Jun 30, 2025 Mar 31, 2025 Dec 31, 2024 Sep 30, 2024 Jun 30, 2024 Mar 31, 2024 Dec 31, 2023 Sep 30, 2023 Jun 30, 2023 Mar 31, 2023 Dec 31, 2022 Sep 30, 2022 Jun 30, 2022 Mar 31, 2022 Dec 31, 2021 Sep 30, 2021 Jun 30, 2021 Mar 31, 2021 Dec 31, 2020 Sep 30, 2020
Earnings before interest and tax (EBIT) (ttm) US$ in thousands -76,400 -65,200 -56,300 -52,500 -59,300 -108,500 -56,900 7,100 154,300 316,400 375,700 407,200 347,700 274,200 212,300 193,200 146,700 214,200 201,600 177,600
Interest expense (ttm) US$ in thousands 12,900 16,900 21,700 23,500 23,000 23,700 24,800 25,400 28,300 30,900 30,600 29,600 27,200 27,200 27,500 27,800 26,600 24,000 20,200 16,500
Interest coverage -5.92 -3.86 -2.59 -2.23 -2.58 -4.58 -2.29 0.28 5.45 10.24 12.28 13.76 12.78 10.08 7.72 6.95 5.52 8.92 9.98 10.76

June 30, 2025 calculation

Interest coverage = EBIT (ttm) ÷ Interest expense (ttm)
= $-76,400K ÷ $12,900K
= -5.92

The interest coverage ratios for Synaptics Incorporated over the specified periods exhibit notable fluctuations, reflecting evolving financial conditions. Starting from a high of 10.76 times on September 30, 2020, the ratio declines progressively through 2021 and into early 2022, reaching a low of 5.52 on June 30, 2021, before rebounding to a peak of 13.76 on September 30, 2022. This indicates periods of improved ability to meet interest obligations relative to earnings before interest and taxes (EBIT).

However, the ratios demonstrate a significant downward trend thereafter, culminating in negative values in late 2023 and beyond. Notably, the interest coverage drops to 0.28 on September 30, 2023, and further declines into negative territory, reaching -2.29 by December 31, 2023, and continuing negative through subsequent periods, with the latest figure of -5.92 expected by June 30, 2025.

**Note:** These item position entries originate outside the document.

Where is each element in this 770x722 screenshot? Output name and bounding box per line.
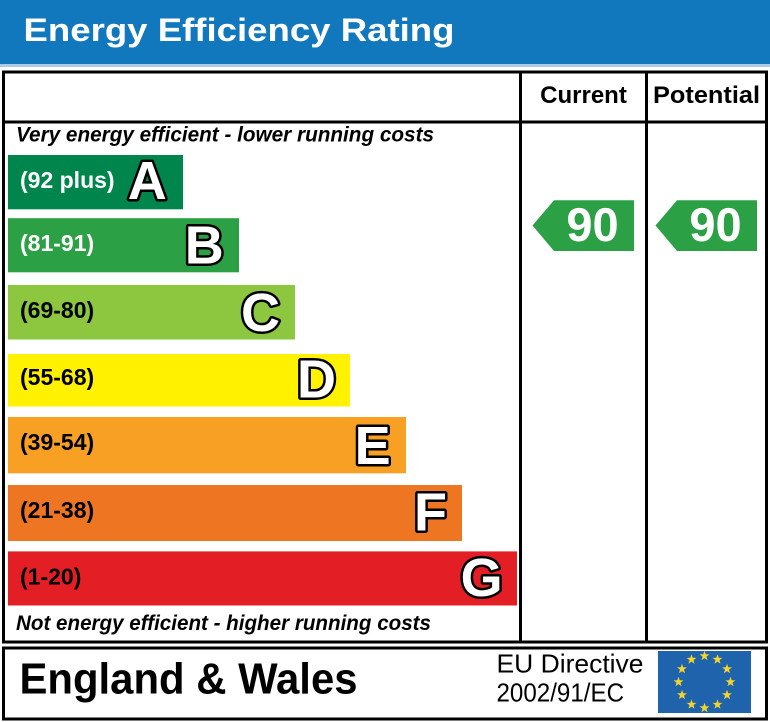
svg-text:Energy Efficiency Rating: Energy Efficiency Rating xyxy=(24,12,455,48)
svg-text:(39-54): (39-54) xyxy=(20,429,94,455)
svg-text:(69-80): (69-80) xyxy=(20,297,94,323)
svg-text:G: G xyxy=(461,548,503,608)
svg-text:Potential: Potential xyxy=(653,82,760,109)
svg-text:(21-38): (21-38) xyxy=(20,497,94,523)
svg-text:2002/91/EC: 2002/91/EC xyxy=(497,678,625,708)
svg-text:A: A xyxy=(128,151,167,211)
svg-text:B: B xyxy=(185,216,224,276)
svg-text:C: C xyxy=(241,283,280,343)
svg-text:EU Directive: EU Directive xyxy=(497,649,644,679)
svg-text:(1-20): (1-20) xyxy=(20,563,81,589)
svg-text:90: 90 xyxy=(689,198,741,251)
svg-text:Very energy efficient - lower: Very energy efficient - lower running co… xyxy=(16,124,434,147)
svg-text:(81-91): (81-91) xyxy=(20,230,94,256)
svg-text:F: F xyxy=(414,483,447,543)
svg-text:(55-68): (55-68) xyxy=(20,364,94,390)
svg-text:90: 90 xyxy=(566,198,618,251)
svg-text:Not energy efficient - higher: Not energy efficient - higher running co… xyxy=(16,612,431,635)
svg-text:England & Wales: England & Wales xyxy=(20,655,358,704)
svg-text:E: E xyxy=(355,416,391,476)
svg-text:D: D xyxy=(297,350,336,410)
svg-text:(92 plus): (92 plus) xyxy=(20,167,115,193)
svg-text:Current: Current xyxy=(540,82,627,109)
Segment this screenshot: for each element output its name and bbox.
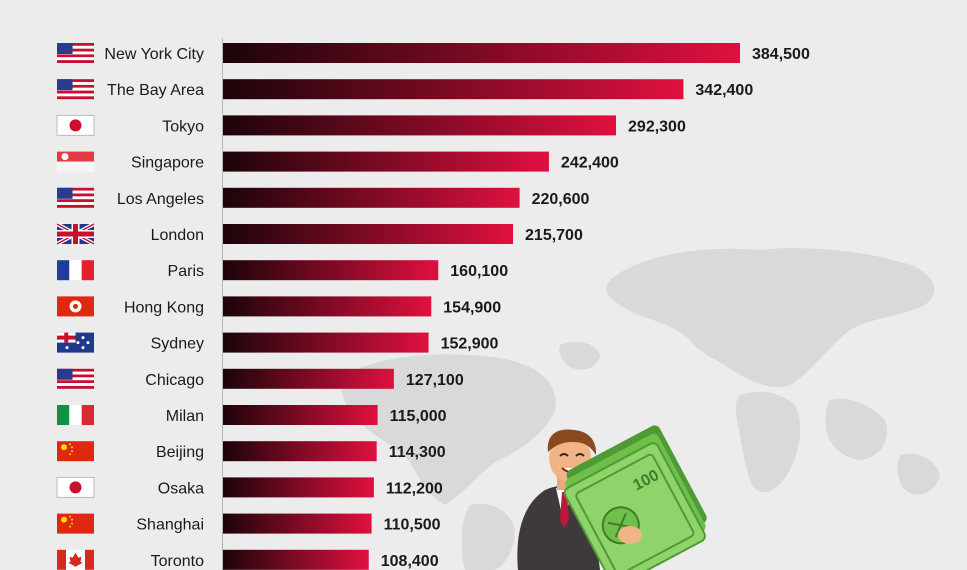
bar xyxy=(223,513,372,534)
category-label: Toronto xyxy=(151,553,204,570)
uk-flag-icon xyxy=(56,222,95,246)
category-label: Shanghai xyxy=(136,517,204,534)
category-label: Tokyo xyxy=(162,118,204,135)
category-label: Los Angeles xyxy=(117,191,204,208)
bar xyxy=(223,477,374,498)
bar xyxy=(223,405,378,425)
italy-flag-icon xyxy=(57,405,94,425)
value-label: 127,100 xyxy=(406,372,464,389)
bar-row: The Bay Area 342,400 xyxy=(57,79,753,100)
bar xyxy=(223,151,549,172)
value-label: 160,100 xyxy=(450,263,508,280)
bar-row: Sydney 152,900 xyxy=(57,332,499,353)
china-flag-icon xyxy=(57,441,94,462)
category-label: Paris xyxy=(168,263,204,280)
bar xyxy=(223,224,514,244)
value-label: 242,400 xyxy=(561,155,619,172)
bar-row: London 215,700 xyxy=(56,222,583,246)
value-label: 112,200 xyxy=(386,480,443,497)
category-label: Beijing xyxy=(156,444,204,461)
bar xyxy=(223,115,617,136)
japan-flag-icon xyxy=(56,476,95,498)
bar-row: Chicago 127,100 xyxy=(57,368,464,389)
category-label: New York City xyxy=(104,46,204,63)
bar-row: Osaka 112,200 xyxy=(56,476,443,498)
australia-flag-icon xyxy=(57,332,94,353)
bar-row: Tokyo 292,300 xyxy=(56,114,686,136)
us-flag-icon xyxy=(57,43,94,63)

The negative interest coverage ratios from late 2023 onward imply that the company's earnings before interest and taxes are insufficient to cover its interest expenses, suggesting serious financial distress or potentially unsustainable debt levels. During the periods with positive ratios, the company maintained an adequate cushion to meet interest obligations, but the recent downturn indicates deteriorating profitability or increasing debt burdens, raising concerns about future financial stability and liquidity positions.